In closing, it must be emphasized that the intention of this article was not to provide a definitive theory or model of spreading activation; rather, its purpose is to enable the broader application of spreading activation in a specified network structure, which could represent a language network or semantic network or any cognitive network of interest. The approach used here has relatively few parameters as compared to more established and prominent models, such as the interactive-activation model (McClelland & Rumelhart, 1981) and connectionist models (Gordon & Dell, 2001; Harm & Seidenberg, 2004; Seidenberg & McClelland, 1989), that are more complex and have several parameters that must be carefully tuned to improve performance. The approach here complements these models, but differs from them by focusing on exploring a single, simple idea—how spreading activation might occur in a network of connected nodes. As was noted by McClelland (2009), cognitive models were never intended to fully account for any cognitive phenomenon, but rather are “explorations of ideas about the nature of cognitive processes” (p. 11). Conducting simple simulations allows us to clearly test specific ideas related to cognitive processing.

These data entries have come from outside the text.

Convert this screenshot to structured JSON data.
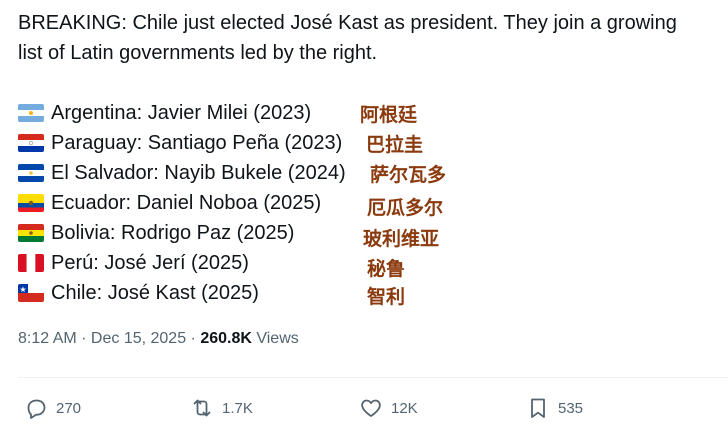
{
  "tweet": {
    "text_line1": "BREAKING: Chile just elected José Kast as president. They join a growing",
    "text_line2": "list of Latin governments led by the right."
  },
  "list": [
    {
      "country": "Argentina",
      "text": "Argentina: Javier Milei (2023)",
      "chinese": "阿根廷",
      "flag": "argentina"
    },
    {
      "country": "Paraguay",
      "text": "Paraguay: Santiago Peña (2023)",
      "chinese": "巴拉圭",
      "flag": "paraguay"
    },
    {
      "country": "El Salvador",
      "text": "El Salvador: Nayib Bukele (2024)",
      "chinese": "萨尔瓦多",
      "flag": "el-salvador"
    },
    {
      "country": "Ecuador",
      "text": "Ecuador: Daniel Noboa (2025)",
      "chinese": "厄瓜多尔",
      "flag": "ecuador"
    },
    {
      "country": "Bolivia",
      "text": "Bolivia: Rodrigo Paz (2025)",
      "chinese": "玻利维亚",
      "flag": "bolivia"
    },
    {
      "country": "Perú",
      "text": "Perú: José Jerí (2025)",
      "chinese": "秘鲁",
      "flag": "peru"
    },
    {
      "country": "Chile",
      "text": "Chile: José Kast (2025)",
      "chinese": "智利",
      "flag": "chile"
    }
  ],
  "meta": {
    "timestamp": "8:12 AM · Dec 15, 2025 · ",
    "views_count": "260.8K",
    "views_label": " Views"
  },
  "actions": {
    "replies": "270",
    "reposts": "1.7K",
    "likes": "12K",
    "bookmarks": "535"
  },
  "colors": {
    "text": "#0f1419",
    "muted": "#536471",
    "annotation": "#8b3a0e"
  }
}
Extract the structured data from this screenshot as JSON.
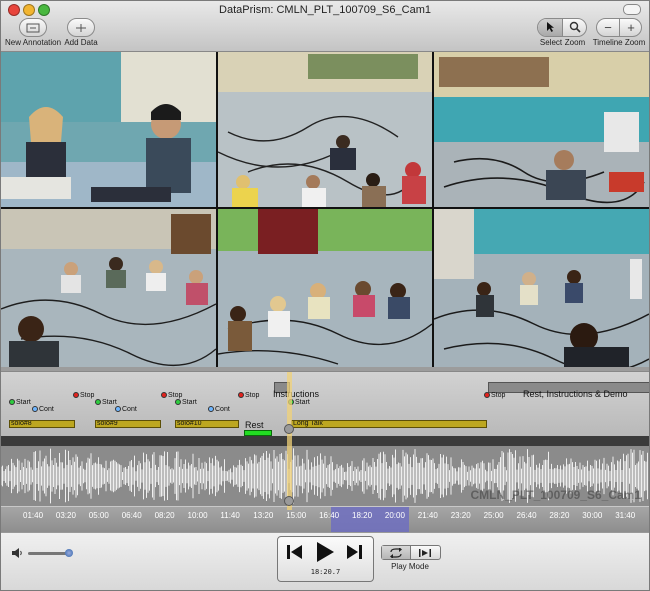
{
  "window": {
    "title": "DataPrism: CMLN_PLT_100709_S6_Cam1"
  },
  "toolbar": {
    "new_annotation_label": "New Annotation",
    "add_data_label": "Add Data",
    "select_label": "Select",
    "zoom_label": "Zoom",
    "timeline_zoom_label": "Timeline Zoom",
    "zoom_out_glyph": "−",
    "zoom_in_glyph": "+"
  },
  "annotations": {
    "instructions_label": "Instructions",
    "rest_instr_label": "Rest, Instructions & Demo",
    "start_label": "Start",
    "stop_label": "Stop",
    "cont_label": "Cont",
    "segments": [
      "solo#8",
      "solo#9",
      "solo#10"
    ],
    "rest_label": "Rest",
    "long_talk_label": "Long Talk",
    "colors": {
      "start": "#2ecc40",
      "stop": "#e0231e",
      "cont": "#6fb6ff",
      "segment": "#bda720",
      "rest": "#22dd22"
    }
  },
  "waveform": {
    "watermark": "CMLN_PLT_100709_S6_Cam1"
  },
  "ruler": {
    "ticks": [
      "01:40",
      "03:20",
      "05:00",
      "06:40",
      "08:20",
      "10:00",
      "11:40",
      "13:20",
      "15:00",
      "16:40",
      "18:20",
      "20:00",
      "21:40",
      "23:20",
      "25:00",
      "26:40",
      "28:20",
      "30:00",
      "31:40"
    ]
  },
  "playback": {
    "time": "18:20.7",
    "play_mode_label": "Play Mode"
  }
}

There is much value in computationally testing verbal theories, and such research can complement behavioral and experimental approaches in cognitive psychology research (Lewandowsky, 1993; Farrell & Lewandowsky, 2010). It is hoped that this package will be useful to cognitive and language scientists who are interested in investigating spreading activation in a concrete way, and will encourage others to consider how the structure of cognitive systems such as the mental lexicon and semantic memory interacts with the process of spreading activation.